Flipping back to the MA3’s presentation of Tidal’s version, I found myself better able to relax into the music. I was less on the edge of my seat. Not less on edge—mark that. The LP pulled me in a touch deeper, gave me a feeling of texture, whereas the digital version gave me more of a back-of-the-room perspective.

Again, in the back of my mind, I couldn’t decide whether the LP was adding something or the Tidal version was leaving something out. In the end, I preferred the LP, as Tango: Zero Hour is dirty music, full of base emotions, and the added granularity made it more of an emotional event.

Another recording in which the LP and digital versions should match up perfectly is Pink Floyd’s Animals (2018 Remix). I wrote about the LP (Pink Floyd Records, PFRLP28) in my “For the Record” column a few months back, as it’s a long-time favorite. Given that Tidal confirms it offers this specific remixed version, I figured it was a slam dunk.


Here, the big difference was down at the bottom. Back when I first began writing this editorial, I felt that Roger Waters’s bass benefited hugely from the remix—there was more definition to each note and the level felt like it had been bumped a touch. This change gave the whole album more body and presence. I loved it.

The bass was even more pronounced when I was listening to Tidal’s version, but it wasn’t boomy or out of control. I much preferred the bass here, as it gave even more of a bump to the immediacy, the drive of the album, especially Waters’s tasteful, loping bass line on “Dogs.” Further, the LP version didn’t feel as if it were adding anything to my enjoyment of the music. The masters sounded essentially the same, except for this difference, so maybe my pressing was a bit off? Who knows? With vinyl versus digital, there are so many variables that eventually, my head began to spin trying to make objective sense of it.
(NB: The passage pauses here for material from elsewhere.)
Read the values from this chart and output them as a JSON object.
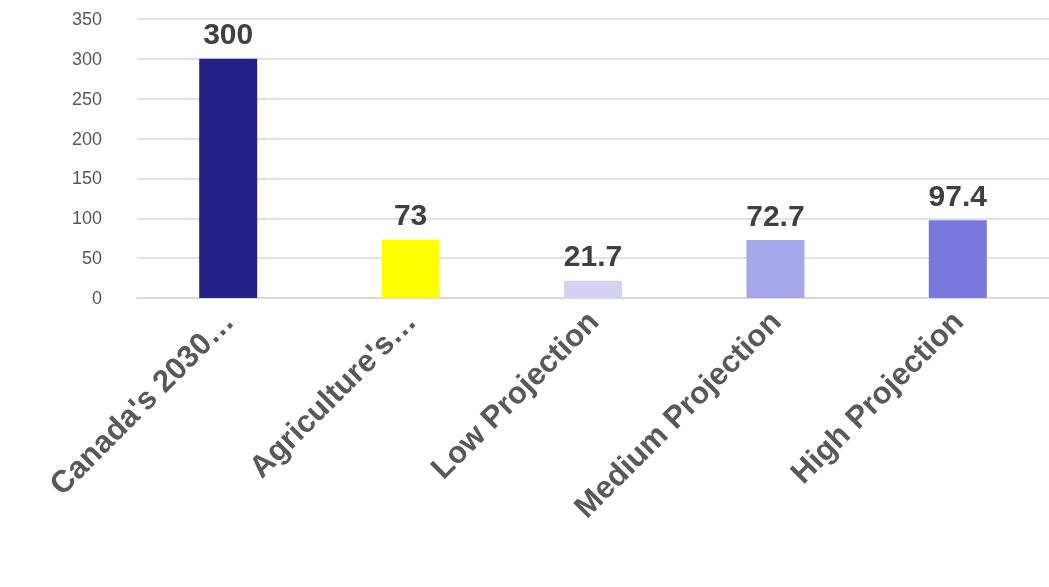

Right now, I feel like I’ve painted myself into a corner with this attempt to determine which is best for me. Part of me wants to take the coward’s way out and say I like them both and slink off into my basement. Because honestly, sound-wise, I could easily live with the MA3 as my only source. It’s a wonderful-sounding component.

I’m not going to do that, though. I’m going to stick my neck out and make a pronouncement. I still prefer vinyl. In the end, it’s not entirely about the sound. I still derive great pleasure from the tactile interaction I get with LPs and the whole process of physically handling them.

There’s a big but coming, though. The process of installing Roon and the MA3 has opened me up to a whole new world of convenience and—yes—great sound. Some albums sounded better via the MA3, and some sounded better through my analog chain. What I’ve figured out is that, if the source is of commensurate quality, the music will sound great either way. The convenience of digital, the ruggedness of the MA3, and the rich user experience of Roon are powerful draws.

Taking a listen

Installing and listening to this digital system has been a pleasure. The process of writing this editorial has forced me to consider, in great detail, what these two sources bring to my system. Rather than take my turntable for granted, I’ve had to delve deeply into both the musical result and my own preconceptions. I wanted to prefer my LPs, but I wasn’t willing to just make it so by way of inbuilt prejudices. I needed a hard challenge, and I got it. LPs still own my heart, but I’m really enjoying the digital life. After proofreading this piece, I’m going to head downstairs and fire up the MA3 for a good long listen. I’m going to flit from song to song because I can, and then I’m going to let Roon Radio take me wherever it wants.